Sesto appuntamento con Artissima Questions and Answers. Oggi parliamo con la co-curatrice del progetto espositivo Deposito d’Arte Italiana Presente: Vittoria Martini.
Quando eri bambina, cosa volevi fare da grande?
Più che da bambina, da ragazzina avrei voluto diventare una scrittrice dalla vita drammatica tipo sorelle Brontë.
Cosa ti ha spinto a lavorare nel mondo dell’arte?
In realtà non sono mai stata fuori dall’arte. Il passo l’ho fatto dall’arte moderna a quella contemporanea. All’università il corso di storia dell’arte contemporanea era stato bellissimo e monografico, ma su Cézanne. È stato dopo quell’esame che mi sono resa conto che non mi bastava più studiare sui libri, ma volevo lavorare con l’arte nel suo farsi.
Con quale artista storico prederesti volentieri un drink e dove?
Berrei una birra, ma soprattutto mangerei moules-frites in un bistrot di Bruxelles con Marcel Broodthaers tra il 1964 e il 1967.
Cosa ti interessa maggiormente dei più recenti sviluppi dell’arte italiana?
Il Deposito affronta gli ultimi venti anni di arte italiana e il maggior numero di presenze riguarda gli artisti nati negli anni ’70, la mia generazione. È un interessante punto di vista.
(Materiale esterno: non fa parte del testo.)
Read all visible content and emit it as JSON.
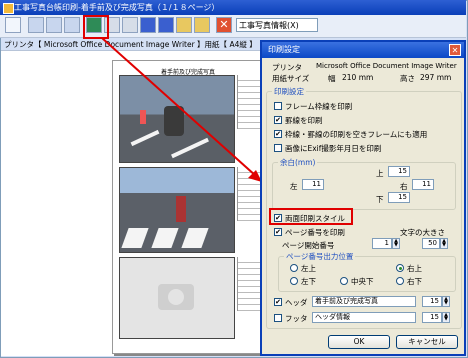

La generazione prima, quella nata negli anni ’60, è stata l’ultima che ho studiato sui libri e mi sono poi trovata a lavorare con quella successiva alla mia, quella degli anni ’80. Tutti abbiamo in comune l’esperienza di una rivoluzione tecnologica e dei rapporti sociali, il fatto che il mondo di oggi sia completamente un altro rispetto a quello di soli venti anni fa. In un mondo in cui si tende a surfare sulla complessità delle cose, mi interessa l’utilizzo della conoscenza intesa come nel ‘900, cioè come strumento e molti artisti italiani trovo stiano facendo una grande ricerca sui materiali, sulla narrazione, sulla storia, offrendo complessità, nuove immagini e punti di vista sul nostro tempo.
1967-2017: 50 anni di Arte Povera; c’è un libro, una figura di quegli anni che ti ha particolarmente ispirata?
In questo periodo sto lavorando all’analisi di una mostra di Germano Celant della metà degli anni ‘70. Sembra scontato citare il suo nome parlando di Arte Povera, ma seguendo il filo degli scritti e delle riflessioni di Celant dal 1967 al 1980, emerge una coerenza e una complessità di connessioni e rimandi che fanno di lui una figura gigantesca e imprescindibile per la comprensione di quel periodo storico.
Cos’è l’Arte in 10 parole?
Rispondo come risponderebbe Thomas Hirschhorn: “Art is resistance as such. Art, in its resistance, is movement, intensity, belief, positivness”.
Qual è il tuo libro d’arte preferito?
Mary Anne Staniszewski, The Power of display: il libro che mi ha fatto scoprire la storia delle mostre e che resta un canone per l’analisi delle mostre nel contesto culturale più allargato.